Après vous avoir diverti sur des SERA® (sources d’énergie renouvellable anecdotiques », acronyme inventé par votre serviteur, qui pense tout de même que ces techniques sont plutôt des « NE SERA PAS » mais bon) voici plus que probablement la solution la plus prometteuse pour assurer la transition vers une économie mondiale non émettrice de carbone: OTEC (pour « Ocean Thermal Energy Conversion »), une technologie développée par l’architecte et ingénieur Dominic Michaelis, son fils Alex Michaelin (architecte également) et Trevor Cooper-Chadwick. Je crois profondément dans le potentiel de ce type de solutions (« îles ») donc je vais vous la détailler ci-après.

Le concept d’OTEC est de tirer parti des différences de température entre l’eau à la surface de l’océan (jusqu’à 29° dans les tropiques) et celle 1 km plus bas (5° C) de la sorte: l’eau plus chaude à la surface est utilisée pour chauffée de l’ammoniaque liquide, le convertissant en vapeur qui actionne une turbine, qui, elle, produit de l’électricité. L’ammoniaque est ensuite refroidi par l’eau froide des profondeurs, redevenant liquide de sorte que le processus peut recommencer.
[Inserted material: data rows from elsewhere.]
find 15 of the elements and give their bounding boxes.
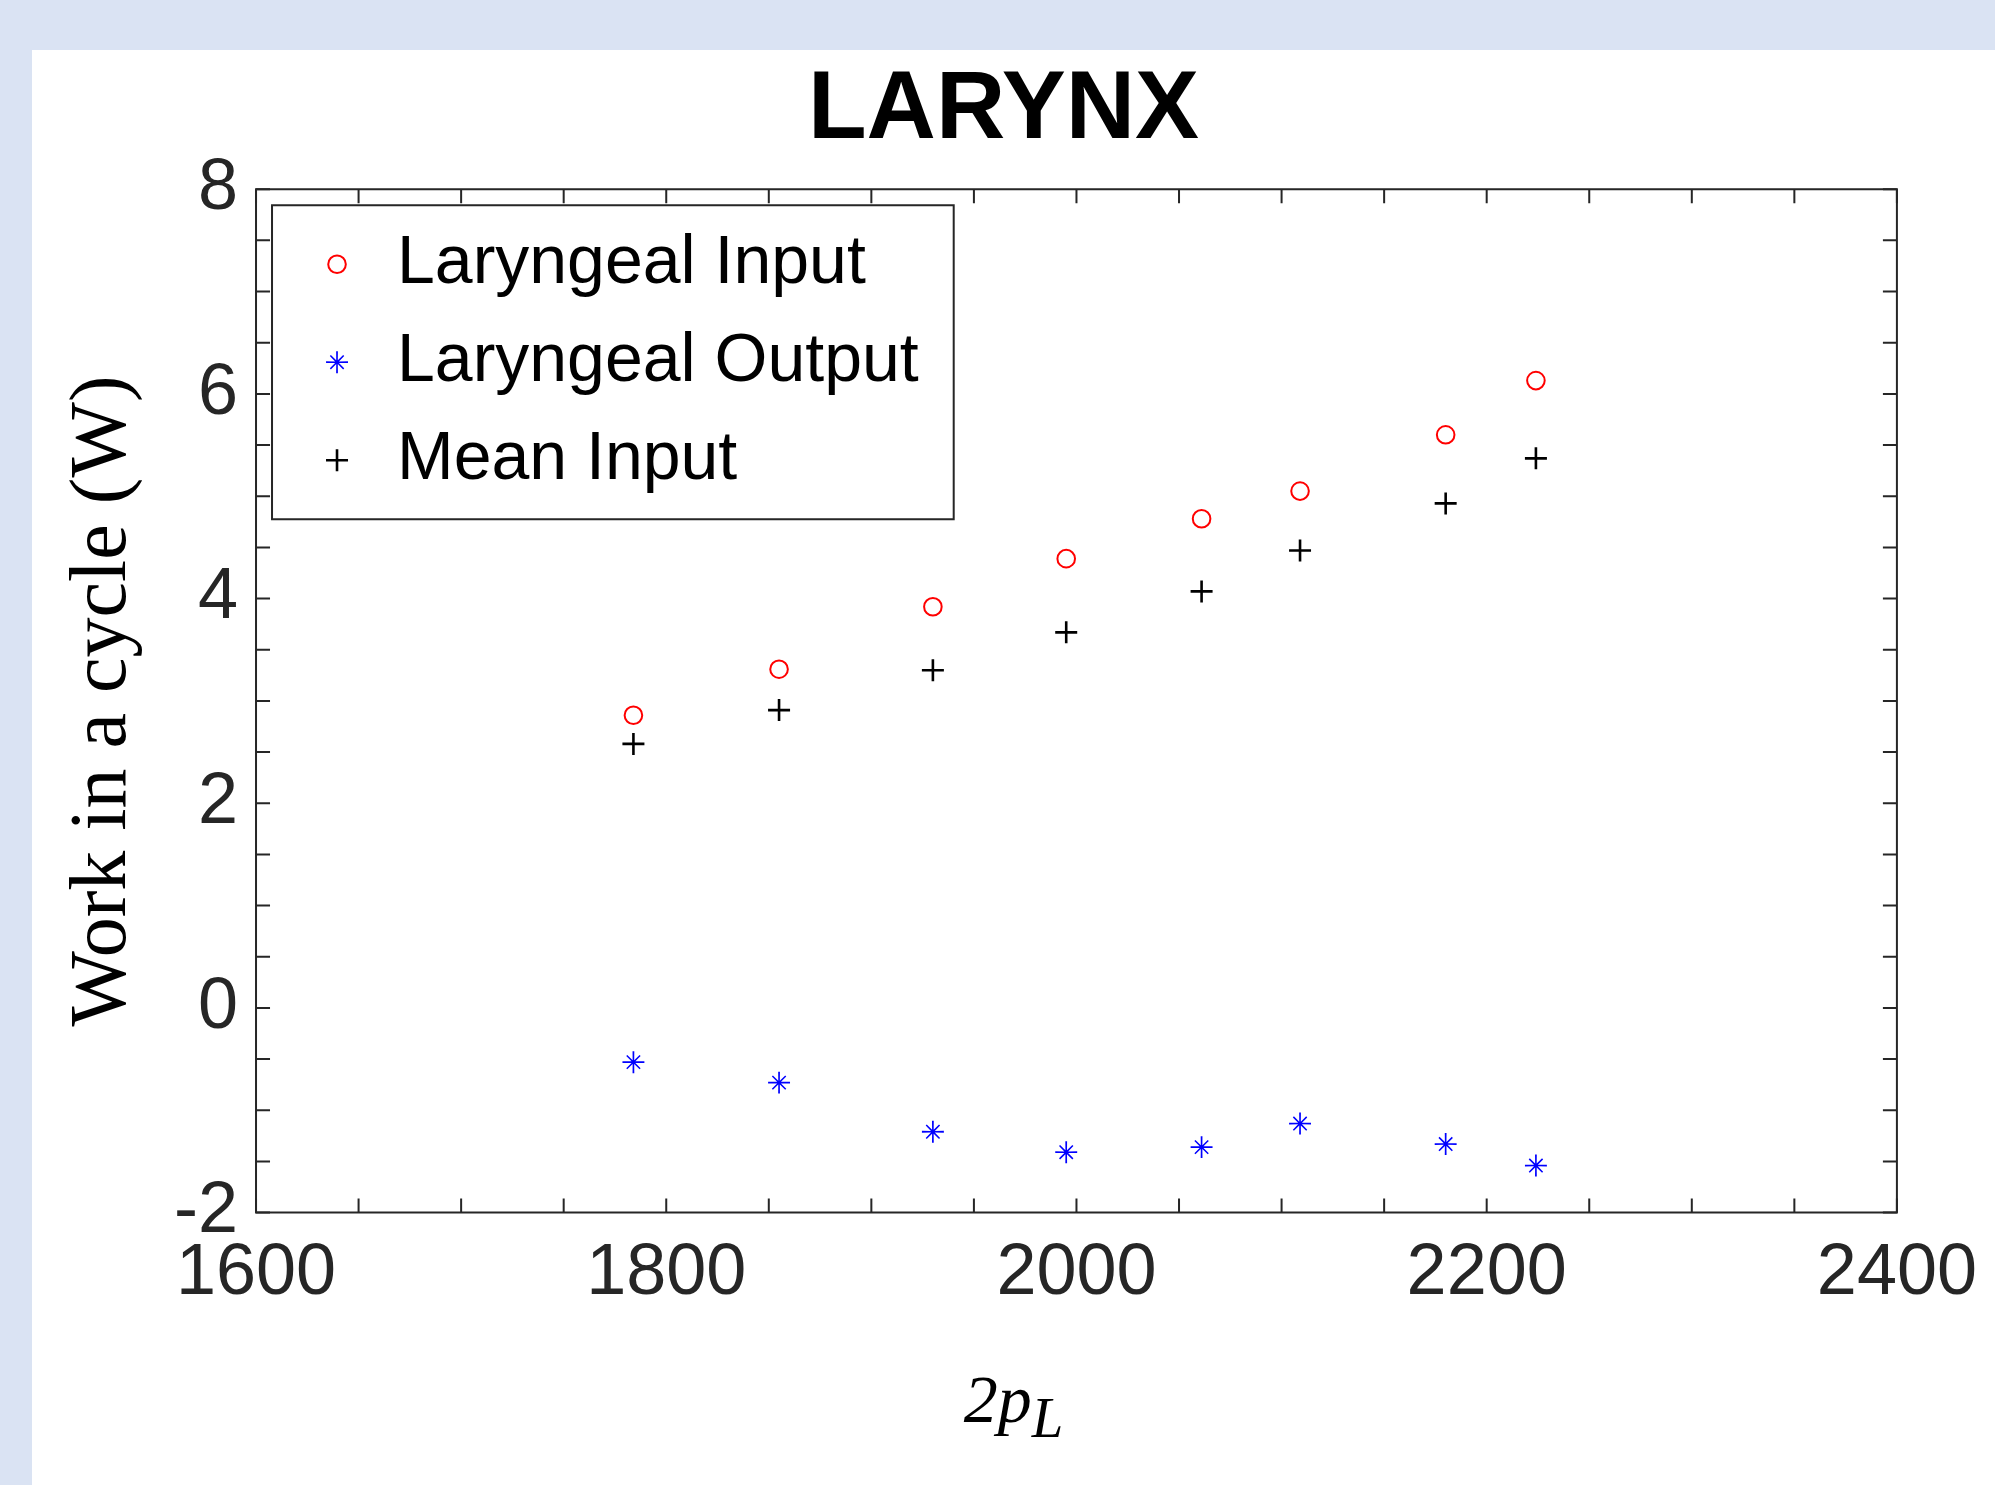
y-axis-title: Work in a cycle (W) (54, 375, 144, 1027)
legend-label: Laryngeal Output (397, 318, 919, 395)
x-axis-title: 2p$_{L}$ (962, 1360, 1065, 1450)
legend-label: Laryngeal Input (397, 220, 866, 297)
y-tick-label: 8 (197, 144, 239, 225)
x-tick-label: 1800 (586, 1228, 747, 1309)
x-tick-label: 2400 (1816, 1228, 1977, 1309)
y-tick-label: 2 (197, 758, 239, 839)
y-tick-label: 4 (197, 553, 239, 634)
y-tick-label: 6 (197, 348, 239, 429)
x-tick-label: 2200 (1406, 1228, 1567, 1309)
legend-label: Mean Input (397, 416, 738, 493)
x-tick-label: 2000 (996, 1228, 1157, 1309)
y-tick-label: 0 (197, 962, 239, 1043)
chart-title: LARYNX (807, 51, 1200, 159)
Simple, et diablement efficace à grande échelle: l’objectif de l’équipe est de créer un réseau d’ « îles à énergie » : des plates-formes hexagonales en béton armé et métaux inoxydables qui pourraient générer de l’électricité via à partir du vent, des vagues et du soleil en plus de l’OTEC. une seule de ces îles produirait environ 250MW d’électricité, et que 50000 d’entre elles permettraient de rencontrer les besoins énergétiques de l’ humanité ( ainsi que de fournir 2 tonnes d’eau fraîche par personne et par jour pour toute la population – de l’eau dessalée étant un des « déchets » du processus d’OTEC.

Amis flamands, vous ne pourrez en installer en Mer du Nord, car il faut une différence de température d’au moins 20°C entre l’eau à la surface et celle à -1000 mètres, ce qui font des mers tropicales et sub-tropicales les candidates désignées pour y amarrer les îles à énergie. Y a des papous qui vont palper du gros chèque c’est moi qui vous le dit.